On aurait pu croire que permettre la compilation de binaires natifs pour Android et iOS via Go et Godot, sans toucher au moindre SDK propriétaire, était l'apogée technique du projet graphics.gd. C'était pourtant sous-estimer la ténacité du développeur derrière l'outil. Trouvant l'exercice presque trop facile, il s'est mis en tête de s'attaquer au véritable boss final du développement logiciel, la compatibilité binaire sous Linux.
Le paysage Linux est paradoxal. D'un côté, distribuer des outils en ligne de commande ou des serveurs écrits en Go est un jeu d'enfant. Une simple commande de build suffit pour générer un exécutable statique capable de tourner sur n'importe quelle distribution équipée d'un noyau post-2012. Mais dès que l'on souhaite afficher des pixels à l'écran et profiter de l'accélération matérielle, la mécanique s'enraye. Les pilotes GPU nécessitent l'accès à des bibliothèques dynamiques via l'ABI C, elles-mêmes liées à une libc spécifique. C'est là que la fracture se crée. Le monde est divisé entre la traditionnelle glibc et les distributions basées sur musl, comme Alpine ou Void Linux. Un binaire compilé pour l'un refusera catégoriquement de se lancer sur l'autre.

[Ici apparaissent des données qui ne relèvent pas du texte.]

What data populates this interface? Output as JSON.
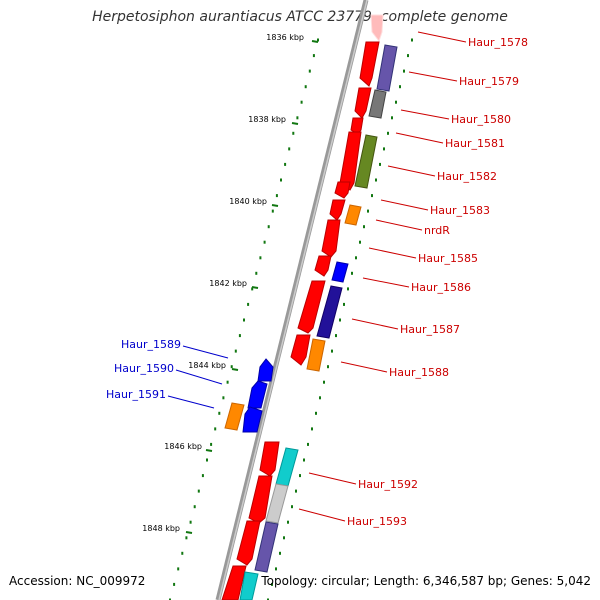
{
  "header": {
    "title": "Herpetosiphon aurantiacus ATCC 23779, complete genome"
  },
  "footer": {
    "accession": "Accession: NC_009972",
    "topology": "Topology: circular; Length: 6,346,587 bp; Genes: 5,042"
  },
  "colors": {
    "backbone": "#888888",
    "tick": "#117711",
    "cds_red": "#ff0000",
    "forward_label": "#cc0000",
    "reverse_label": "#0000cc",
    "reverse_cds": "#0000ff",
    "orange": "#ff8800",
    "slate_blue": "#6655aa",
    "grey": "#777777",
    "olive": "#668822",
    "cyan": "#11cccc",
    "light_grey": "#cccccc",
    "pink": "#ffbbbb",
    "navy": "#221199"
  },
  "ticks": [
    "1836 kbp",
    "1838 kbp",
    "1840 kbp",
    "1842 kbp",
    "1844 kbp",
    "1846 kbp",
    "1848 kbp"
  ],
  "labels": {
    "forward": [
      "Haur_1578",
      "Haur_1579",
      "Haur_1580",
      "Haur_1581",
      "Haur_1582",
      "Haur_1583",
      "nrdR",
      "Haur_1585",
      "Haur_1586",
      "Haur_1587",
      "Haur_1588",
      "Haur_1592",
      "Haur_1593"
    ],
    "reverse": [
      "Haur_1589",
      "Haur_1590",
      "Haur_1591"
    ]
  }
}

Le problème est devenu très concret lorsque le créateur du projet a décidé de migrer sa machine personnelle sous Void Linux, une distribution basée sur musl. Du jour au lendemain, compiler des projets comme l'éditeur Zed ou ses propres applications graphics.gd est devenu un véritable parcours du combattant. Go gérait mal les archives C dans cet environnement, brisant net le flux de travail. Pour s'en sortir, il a fallu patcher le runtime de Go et introduire une nouvelle cible de compilation. Mais cette solution partielle a engendré un nouveau dilemme, la nécessité de distribuer deux versions distinctes de chaque jeu ou application, une pour glibc et une pour musl. Une aberration en termes d'expérience utilisateur.
C'est alors que l'idée d'un binaire statique unique a refait surface. En théorie, musl excelle dans l'édition de liens statiques. Godot incluant déjà la majorité de ses dépendances, il suffisait de lier le tout statiquement, n'est-ce pas ? La tentative s'est soldée par un échec cuisant. Godot doit impérativement utiliser la fonction dlopen pour charger dynamiquement les interfaces avec X11, Wayland ou Vulkan. Or, musl refuse d'implémenter dlopen dans un binaire statique pour des raisons d'incompatibilité de gestion du stockage local des threads (TLS).

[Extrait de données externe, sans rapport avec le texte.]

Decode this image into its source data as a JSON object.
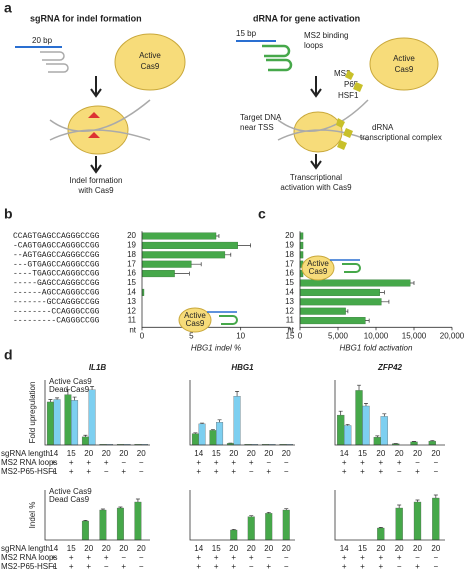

Face à cette impasse, une solution audacieuse, presque insolente, a vu le jour. S'inspirant de techniques de détournement utilisées par des projets comme Cosmopolitan, le développeur a mis au point une méthode pour "voler" le chargeur dynamique du système hôte. Le principe consiste à inclure un minuscule programme C qui s'exécute depuis le même processus pour récupérer le dlopen du système, puis à revenir dans le code de l'application. Pour que la magie opère, des trampolines en assembleur sont utilisés pour basculer vers le TLS du système le temps de l'appel, évitant ainsi les crashs.
Après des heures de débogage et quelques dialogues surréalistes avec des modèles de langage pour affiner l'assembleur, le résultat est là. Le mélange improbable de musl et de ce dlopen artisanal permet désormais de produire un binaire unique, totalement autonome, qui supporte l'accélération graphique sur n'importe quel Linux moderne. C'est la fin de la fragmentation pour les développeurs utilisant graphics.gd. Pour les curieux, une démo technique ("Dodge The Creeps") est déjà disponible pour tester cette prouesse, et la fonctionnalité est prête à être utilisée via une simple commande de cross-compilation.